Updates can be installed in the background while devices are in use using seamless updates (A/B). Only a quick restart is required. As a result, while the update is being installed, the devices may still be in use. Without the user’s involvement, the procedure is over. When something goes wrong, the previous status can always be returned. because the update requires a different disk to install.
An essential Android 13 feature is not supported by Galaxy S23 smartphones
Even before the Galaxy S23 handsets are generally available, the initial testers have been able to establish that the A/B updates are once again not supported. That has me speculating. Why is Samsung permitted to defy Google’s policies?
Additionally, there doesn’t seem to be a compelling argument against using this function. especially considering that the vast majority of modern smartphones now come equipped with 256 GB of storage memory as standard. Additionally, the CPUs found in smartphones have improved greatly, making it possible to manage numerous tasks at once.

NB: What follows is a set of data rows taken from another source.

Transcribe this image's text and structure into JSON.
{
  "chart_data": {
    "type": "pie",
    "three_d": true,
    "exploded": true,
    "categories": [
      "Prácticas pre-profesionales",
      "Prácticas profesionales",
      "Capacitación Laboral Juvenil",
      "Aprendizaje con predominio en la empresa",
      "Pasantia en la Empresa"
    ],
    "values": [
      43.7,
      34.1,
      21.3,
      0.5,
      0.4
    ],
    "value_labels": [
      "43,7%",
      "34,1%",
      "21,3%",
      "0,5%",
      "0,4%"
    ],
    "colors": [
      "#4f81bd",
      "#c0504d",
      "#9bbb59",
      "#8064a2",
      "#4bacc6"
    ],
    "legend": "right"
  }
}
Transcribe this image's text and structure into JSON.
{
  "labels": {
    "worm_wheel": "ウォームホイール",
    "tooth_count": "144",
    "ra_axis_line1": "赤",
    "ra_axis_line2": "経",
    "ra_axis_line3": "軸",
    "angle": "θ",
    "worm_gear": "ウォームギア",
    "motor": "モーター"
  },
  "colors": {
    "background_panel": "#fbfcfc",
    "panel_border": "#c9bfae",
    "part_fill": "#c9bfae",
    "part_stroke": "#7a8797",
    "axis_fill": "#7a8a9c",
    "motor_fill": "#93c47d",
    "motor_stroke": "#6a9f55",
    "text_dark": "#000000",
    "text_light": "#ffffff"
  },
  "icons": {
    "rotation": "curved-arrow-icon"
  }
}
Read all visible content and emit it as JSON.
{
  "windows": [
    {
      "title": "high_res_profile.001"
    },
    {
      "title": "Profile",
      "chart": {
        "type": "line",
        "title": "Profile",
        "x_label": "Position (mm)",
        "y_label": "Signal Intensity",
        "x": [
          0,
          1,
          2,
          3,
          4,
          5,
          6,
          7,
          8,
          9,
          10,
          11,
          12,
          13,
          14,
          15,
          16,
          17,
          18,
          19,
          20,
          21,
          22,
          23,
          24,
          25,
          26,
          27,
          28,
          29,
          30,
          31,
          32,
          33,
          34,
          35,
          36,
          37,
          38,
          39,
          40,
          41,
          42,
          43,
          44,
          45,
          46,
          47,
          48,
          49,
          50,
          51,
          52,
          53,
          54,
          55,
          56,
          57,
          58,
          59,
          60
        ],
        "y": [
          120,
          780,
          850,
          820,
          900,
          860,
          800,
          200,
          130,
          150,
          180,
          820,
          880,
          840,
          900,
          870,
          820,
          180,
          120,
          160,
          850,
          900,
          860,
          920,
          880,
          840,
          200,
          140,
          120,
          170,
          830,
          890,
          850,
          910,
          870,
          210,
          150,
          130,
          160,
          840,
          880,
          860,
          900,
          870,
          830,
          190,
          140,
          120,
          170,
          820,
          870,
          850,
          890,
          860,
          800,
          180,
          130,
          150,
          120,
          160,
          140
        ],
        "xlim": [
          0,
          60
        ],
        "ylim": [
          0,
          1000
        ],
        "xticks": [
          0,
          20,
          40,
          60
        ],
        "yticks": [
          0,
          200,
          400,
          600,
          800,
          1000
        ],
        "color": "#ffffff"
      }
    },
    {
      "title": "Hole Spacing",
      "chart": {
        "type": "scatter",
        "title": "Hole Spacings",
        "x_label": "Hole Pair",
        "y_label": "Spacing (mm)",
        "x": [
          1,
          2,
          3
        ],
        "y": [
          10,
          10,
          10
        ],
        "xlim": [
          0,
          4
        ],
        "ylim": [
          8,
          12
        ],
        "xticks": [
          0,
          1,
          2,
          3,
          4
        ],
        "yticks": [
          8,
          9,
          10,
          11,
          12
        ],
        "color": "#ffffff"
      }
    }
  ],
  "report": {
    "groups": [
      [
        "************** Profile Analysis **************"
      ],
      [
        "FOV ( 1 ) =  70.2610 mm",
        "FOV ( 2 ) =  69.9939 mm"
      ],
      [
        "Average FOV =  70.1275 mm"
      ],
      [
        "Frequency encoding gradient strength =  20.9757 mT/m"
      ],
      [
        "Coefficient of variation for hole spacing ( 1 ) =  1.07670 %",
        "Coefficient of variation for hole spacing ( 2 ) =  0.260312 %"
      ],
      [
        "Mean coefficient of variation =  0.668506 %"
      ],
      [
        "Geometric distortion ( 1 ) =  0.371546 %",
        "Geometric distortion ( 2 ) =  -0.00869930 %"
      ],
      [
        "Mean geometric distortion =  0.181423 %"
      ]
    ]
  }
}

Google would require virtual A/B support for GMS licensing on handsets running Android 13 out of the box, according to earlier speculations. This indicates that Android 13 devices from manufacturers like Samsung and Oppo should now support Seamless Updates after several years of lagging behind the competition.
For those who are unaware, Google used an A/B segmentation approach to speed up software upgrades with Android 7.0 Nougat. The support for dividing some partitions into separate “A” and “B” partitions has increased by the company. Your active partition is the one you are now using. While a brief reboot can move the active partition to an update that was running in the background.